In a big-brotherish fashion President Bush proclaimed, "The government intervention is not a government takeover [of the banks]. Its purpose is not to weaken the free market. It is to preserve the free market." And hate is love, war-peace, etc. . . . After all is said and done and the present crisis has dissolved in a sea of paper money, what will be left standing is the bureaucracy created by Messrs. Paulson and Bush. The road to hell, they say, is paved with good intentions.

TARP is no more a temporary measure than Keynes famous view on government deficits which were sold to public in the Roosevelt years as 'temporary.' A more telling quote comes at the end of the article, and it has a chilling tone about it. "I think the government will be a risk manager extraordinaire," said the Brookings Institute's Robert Litan, "they're not going to tell the banks where to lend.

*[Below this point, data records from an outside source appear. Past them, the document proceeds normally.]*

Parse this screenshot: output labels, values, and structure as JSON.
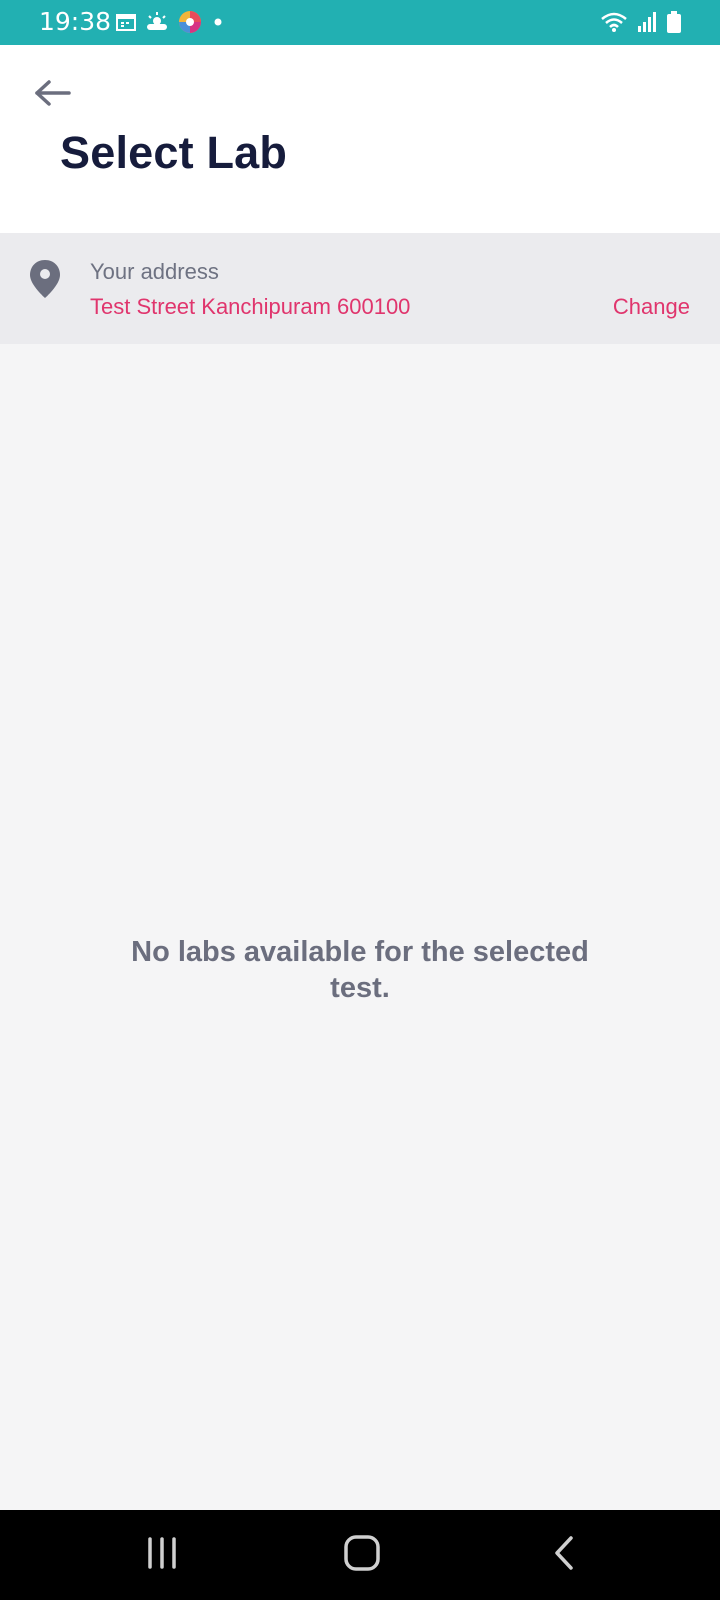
{
  "status_bar": {
    "time": "19:38",
    "left_icons": [
      "calendar-icon",
      "weather-icon",
      "app-icon",
      "notification-dot-icon"
    ],
    "right_icons": [
      "wifi-icon",
      "signal-icon",
      "battery-icon"
    ],
    "background": "#22b0b2"
  },
  "header": {
    "title": "Select Lab",
    "back_icon": "arrow-left-icon"
  },
  "address": {
    "label": "Your address",
    "value": "Test Street Kanchipuram 600100",
    "change_label": "Change",
    "icon": "location-pin-icon",
    "accent_color": "#e0356d"
  },
  "content": {
    "empty_message": "No labs available for the selected test."
  },
  "nav_bar": {
    "buttons": [
      "recent-apps-icon",
      "home-icon",
      "back-icon"
    ]
  }
}
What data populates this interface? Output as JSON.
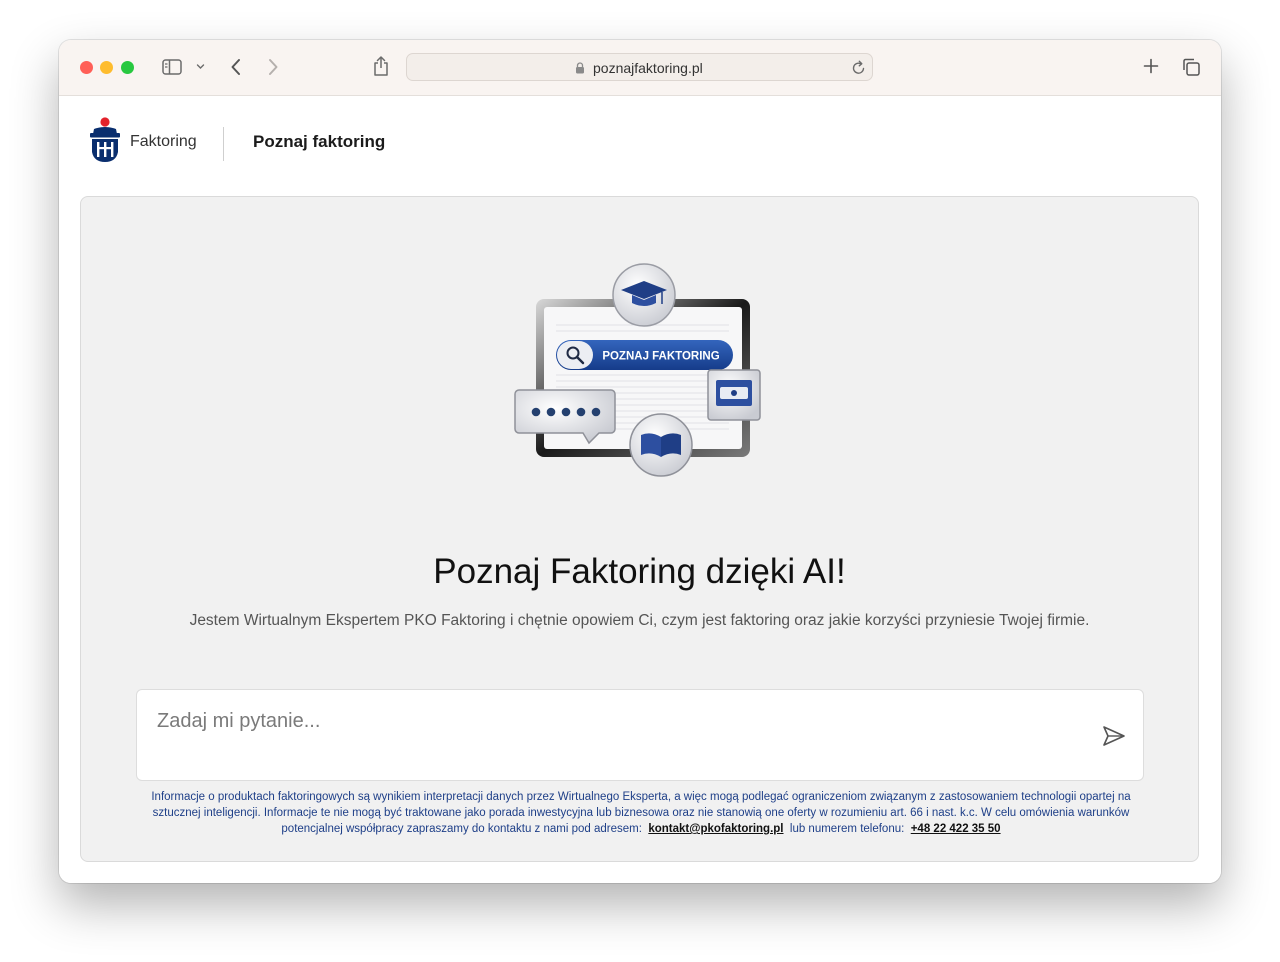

But high risk kinds of things, they have the role of saying no, no, not there." If you will recall from an earlier essay, I have some misgivings about the Wall Street-Treasury Department merger.

There is a creepiness (and I am referring to the verb, not the adjective) about all this that kind of leaches to the top as you absorb what has gone on in Washington in recent weeks. The Litan quote above summarizes why many are ill-at-ease.
____________

This time of year (and throughout this gold bull market), I have resurrected from time to time a piece of writing by Edgar Allan Poe which I have always thought of exceptional quality. It comes at the start of The Fall of the House of Usher (a title that has symbolic value in this context) and sets the tone for the rest of the novella. It both chills the temperature and draws the reader in:

"DURING the whole of a dull, dark, and soundless day in the autumn of the year, when the clouds hung oppressively low in the heavens, I had been passing alone, on horseback, through a singularly dreary tract of country ; and at length found myself, as the shades of the evening drew on, within view of the melancholy House of Usher. I know not how it was - but, with the first glimpse of the building, a sense of insufferable gloom pervaded my spirit. I say insufferable ; for the feeling was unrelieved by any of that half-pleasurable, because poetic, sentiment, with which the mind usually receives even the sternest natural images of the desolate or terrible. I looked upon the scene before me - upon the mere house, and the simple landscape features of the domain - upon the bleak walls - upon the vacant eye-like windows - upon a few rank sedges - and upon a few white trunks of decayed trees - with an utter depression of soul which I can compare to no earthly sensation more properly than to the after-dream of the reveller upon opium - the bitter lapse into everyday life - the hideous dropping off of the veil."

Gulp.
Creepy.
Creepy times.
Creepy socialism.
'Tis the season of the witch.
And don't forget . . . a time of year when things have been known to go bump in the night.


I would like to put one erroneous concept to rest. . . .

(10/11/08)

A great many pundits are calling the current financial crisis a breakdown in capitalism. You pick up a financial newspaper, dig just below the surface and there it is - "a crisis in capitalism," "a breakdown in the capitalist notion of free markets," etc. etc.

Time out. . . .

What we have witnessed over the past several months has not been a breakdown in capitalism. Capitalism was shunted aside in the 1930s, when market socialism was introduced in the United States, Europe and elsewhere, never to return.

The current economic crisis is a failure in market socialism. Whatever solutions the world's political leaders have in store for us, you can bet they will have little to do with the free market approach. Instead, capitalism will be blamed as the culprit. A higher degree of market socialism will be promoted as the remedy when, all the while, the real culprit was market socialism in the first place.